R.L. Stine was – is – an absolute machine. You know how, here in 2021, Travis Barker is somehow on one in every three songs released? R.L. Stine’s output in the 1990s makes that guy look bone idle. He’s written hundreds and hundreds of titles, to the extent that he probably couldn’t tell you how many books he’s actually written. Just think about that idea for a second. Think about how many people dream of writing one book, just one. Getting to the point where you couldn’t even say to the nearest dozen how many you’ve written? Mind-boggling.
Trying to work out even vaguely how many books he’s written is incredibly difficult, as there have been umpteen mini-series, relaunches, repackaged versions under different titles and so on. A cursory count brings just the Fear Street and Goosebumps books to about 350, so once you add in all the rest – the joke books, the sci-fi series, the Point Horror novels, the choose-your-own-adventure books and short story collections – it’s probably somewhere around 500. If you read an R.L. Stine book every week, it would take you 10 years to get through them, by which point he’d probably have conjured up another few hundred, the maniac.
It worked out pretty well for R.L., though, as he is believed to have sold somewhere in the region of 400 million books. 400 million books. That’s more than Stephen King, slightly less than J.K. Rowling, and over three times as many as C.S. Lewis. Staggering numbers.
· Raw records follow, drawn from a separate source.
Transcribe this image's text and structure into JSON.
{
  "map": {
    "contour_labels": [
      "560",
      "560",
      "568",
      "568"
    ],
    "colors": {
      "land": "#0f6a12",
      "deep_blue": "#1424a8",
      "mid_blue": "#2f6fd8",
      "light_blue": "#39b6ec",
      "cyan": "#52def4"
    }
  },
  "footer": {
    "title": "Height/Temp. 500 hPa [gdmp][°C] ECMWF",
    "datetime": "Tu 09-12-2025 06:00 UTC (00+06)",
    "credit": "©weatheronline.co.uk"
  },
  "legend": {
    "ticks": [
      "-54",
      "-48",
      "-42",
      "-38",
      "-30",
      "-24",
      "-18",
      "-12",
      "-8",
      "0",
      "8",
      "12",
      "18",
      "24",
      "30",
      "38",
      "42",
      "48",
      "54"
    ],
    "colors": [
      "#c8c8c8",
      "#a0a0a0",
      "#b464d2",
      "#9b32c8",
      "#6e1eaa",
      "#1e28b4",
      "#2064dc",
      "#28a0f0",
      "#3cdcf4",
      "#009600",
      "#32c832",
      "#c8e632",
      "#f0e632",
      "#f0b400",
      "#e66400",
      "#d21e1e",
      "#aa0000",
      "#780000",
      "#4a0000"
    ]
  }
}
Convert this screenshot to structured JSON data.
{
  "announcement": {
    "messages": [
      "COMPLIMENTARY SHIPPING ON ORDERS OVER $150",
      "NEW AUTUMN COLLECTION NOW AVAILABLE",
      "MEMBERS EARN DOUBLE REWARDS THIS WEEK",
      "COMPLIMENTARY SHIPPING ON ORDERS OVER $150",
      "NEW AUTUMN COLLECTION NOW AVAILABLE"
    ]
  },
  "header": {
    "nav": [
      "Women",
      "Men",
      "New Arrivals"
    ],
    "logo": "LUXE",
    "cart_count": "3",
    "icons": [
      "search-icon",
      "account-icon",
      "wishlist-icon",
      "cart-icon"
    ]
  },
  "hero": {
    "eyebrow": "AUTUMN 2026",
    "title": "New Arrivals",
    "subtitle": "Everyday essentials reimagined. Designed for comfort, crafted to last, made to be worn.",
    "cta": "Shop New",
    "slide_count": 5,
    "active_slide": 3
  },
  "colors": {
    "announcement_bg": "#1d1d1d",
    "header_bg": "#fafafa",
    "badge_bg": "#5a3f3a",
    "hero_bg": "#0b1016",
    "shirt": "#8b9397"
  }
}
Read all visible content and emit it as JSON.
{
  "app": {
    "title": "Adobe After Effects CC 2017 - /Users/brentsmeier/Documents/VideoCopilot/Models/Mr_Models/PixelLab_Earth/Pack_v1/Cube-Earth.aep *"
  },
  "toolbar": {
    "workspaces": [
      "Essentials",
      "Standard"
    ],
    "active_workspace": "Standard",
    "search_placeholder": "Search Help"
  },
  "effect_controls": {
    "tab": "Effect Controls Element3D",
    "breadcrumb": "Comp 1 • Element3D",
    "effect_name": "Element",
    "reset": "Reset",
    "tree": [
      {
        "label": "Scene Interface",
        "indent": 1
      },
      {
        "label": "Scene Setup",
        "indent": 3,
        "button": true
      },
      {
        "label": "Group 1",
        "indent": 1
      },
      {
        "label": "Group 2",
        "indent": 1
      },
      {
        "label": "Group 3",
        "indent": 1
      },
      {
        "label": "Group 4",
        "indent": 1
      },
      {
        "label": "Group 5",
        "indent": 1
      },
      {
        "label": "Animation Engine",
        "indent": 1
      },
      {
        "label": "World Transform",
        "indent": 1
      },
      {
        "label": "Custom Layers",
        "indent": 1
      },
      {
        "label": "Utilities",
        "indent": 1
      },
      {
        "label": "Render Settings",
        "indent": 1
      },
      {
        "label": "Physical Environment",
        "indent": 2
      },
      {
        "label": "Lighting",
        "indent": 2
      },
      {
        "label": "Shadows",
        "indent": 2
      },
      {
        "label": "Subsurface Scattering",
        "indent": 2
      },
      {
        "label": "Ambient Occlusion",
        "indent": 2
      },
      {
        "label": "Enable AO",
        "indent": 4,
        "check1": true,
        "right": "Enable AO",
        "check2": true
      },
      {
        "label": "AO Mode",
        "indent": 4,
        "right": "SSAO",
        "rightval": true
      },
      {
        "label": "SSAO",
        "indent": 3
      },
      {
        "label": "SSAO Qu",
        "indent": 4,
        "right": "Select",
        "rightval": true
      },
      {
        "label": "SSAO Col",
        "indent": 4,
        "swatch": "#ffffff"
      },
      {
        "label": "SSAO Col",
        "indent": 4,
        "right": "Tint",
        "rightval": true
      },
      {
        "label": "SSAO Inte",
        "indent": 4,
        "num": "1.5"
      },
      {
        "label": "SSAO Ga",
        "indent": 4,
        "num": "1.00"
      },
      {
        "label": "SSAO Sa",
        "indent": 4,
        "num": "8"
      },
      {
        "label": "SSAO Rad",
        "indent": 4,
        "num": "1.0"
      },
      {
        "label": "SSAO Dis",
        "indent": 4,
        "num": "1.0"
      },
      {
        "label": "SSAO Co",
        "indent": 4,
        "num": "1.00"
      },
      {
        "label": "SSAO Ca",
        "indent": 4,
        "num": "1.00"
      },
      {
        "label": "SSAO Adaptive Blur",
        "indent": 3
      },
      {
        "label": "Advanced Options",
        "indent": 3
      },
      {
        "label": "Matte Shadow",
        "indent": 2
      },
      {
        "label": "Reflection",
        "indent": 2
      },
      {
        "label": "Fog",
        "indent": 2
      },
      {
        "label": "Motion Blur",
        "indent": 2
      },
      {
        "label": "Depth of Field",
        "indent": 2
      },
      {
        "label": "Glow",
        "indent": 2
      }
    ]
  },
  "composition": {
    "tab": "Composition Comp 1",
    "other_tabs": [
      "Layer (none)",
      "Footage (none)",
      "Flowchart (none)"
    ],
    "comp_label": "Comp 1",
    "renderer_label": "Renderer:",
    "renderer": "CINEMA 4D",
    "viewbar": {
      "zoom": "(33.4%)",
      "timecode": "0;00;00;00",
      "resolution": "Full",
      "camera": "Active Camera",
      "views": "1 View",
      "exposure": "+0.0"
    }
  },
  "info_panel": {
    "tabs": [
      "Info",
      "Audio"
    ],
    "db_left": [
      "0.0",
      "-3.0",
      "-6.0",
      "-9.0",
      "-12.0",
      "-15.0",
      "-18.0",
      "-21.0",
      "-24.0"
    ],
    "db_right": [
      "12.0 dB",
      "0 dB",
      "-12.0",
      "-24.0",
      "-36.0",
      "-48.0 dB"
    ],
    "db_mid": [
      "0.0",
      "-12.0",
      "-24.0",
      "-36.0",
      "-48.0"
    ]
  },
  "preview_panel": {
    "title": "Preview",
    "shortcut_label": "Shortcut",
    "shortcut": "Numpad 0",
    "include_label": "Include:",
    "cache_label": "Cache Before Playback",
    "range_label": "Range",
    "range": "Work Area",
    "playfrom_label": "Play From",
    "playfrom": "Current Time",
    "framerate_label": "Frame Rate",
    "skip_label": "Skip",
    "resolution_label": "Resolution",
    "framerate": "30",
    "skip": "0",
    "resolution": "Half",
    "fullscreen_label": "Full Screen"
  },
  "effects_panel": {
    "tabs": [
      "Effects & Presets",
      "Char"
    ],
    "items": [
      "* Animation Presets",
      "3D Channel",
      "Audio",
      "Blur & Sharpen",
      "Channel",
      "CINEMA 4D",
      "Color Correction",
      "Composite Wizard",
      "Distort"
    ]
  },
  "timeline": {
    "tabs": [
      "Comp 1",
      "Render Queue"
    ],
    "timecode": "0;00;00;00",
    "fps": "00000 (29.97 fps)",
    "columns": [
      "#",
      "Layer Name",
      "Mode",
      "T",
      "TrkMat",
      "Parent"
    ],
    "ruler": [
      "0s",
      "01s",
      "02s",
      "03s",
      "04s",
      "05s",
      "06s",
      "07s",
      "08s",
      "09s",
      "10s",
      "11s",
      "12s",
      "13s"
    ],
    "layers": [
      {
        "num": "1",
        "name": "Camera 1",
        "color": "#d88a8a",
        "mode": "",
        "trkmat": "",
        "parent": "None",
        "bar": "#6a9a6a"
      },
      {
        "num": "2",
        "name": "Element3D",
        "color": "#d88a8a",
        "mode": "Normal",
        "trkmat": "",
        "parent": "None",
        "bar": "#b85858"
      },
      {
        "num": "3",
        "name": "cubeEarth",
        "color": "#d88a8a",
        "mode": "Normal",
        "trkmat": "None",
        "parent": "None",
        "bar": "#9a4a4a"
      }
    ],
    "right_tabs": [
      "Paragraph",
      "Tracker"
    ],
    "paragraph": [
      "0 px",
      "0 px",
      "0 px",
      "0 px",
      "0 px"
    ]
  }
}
It’s impossible for anything to be that huge and not cast an enormous cultural shadow. There’s a pretty strong argument to be made that horror as we know it today would be markedly different without R.L. Stine’s work.
Horror movies were at a weird point in the early 1990s – the heyday of the slasher had come and gone, the moral panic of the ‘video nasties’ era was fading, and most of the stuff coming out was either part six in increasingly phoned-in franchises or laughable low-budget schlock. Then along came R.L. Stine and Fear Street – stories, for the most part, about high school kids in incredibly gnarly circumstances involving murderers and/or monsters, making funny remarks before being killed. Millions of teen slasher books flying off shelves surely helped the teen slasher movie revival – Scream, I Know What You Did Last Summer, Urban Legend and the rest of the ‘attractive young people being butchered while remarking on how like a horror movie this all is’ sub-genre must owe R.L. a buck or two. Think in turn of the influence that run of movies had on what came after it, not just in terms of other horror movies but music, video games, comics, TV – these things all have knock-on effects, and a world without Fear Street would be missing a lot of hella cool stuff.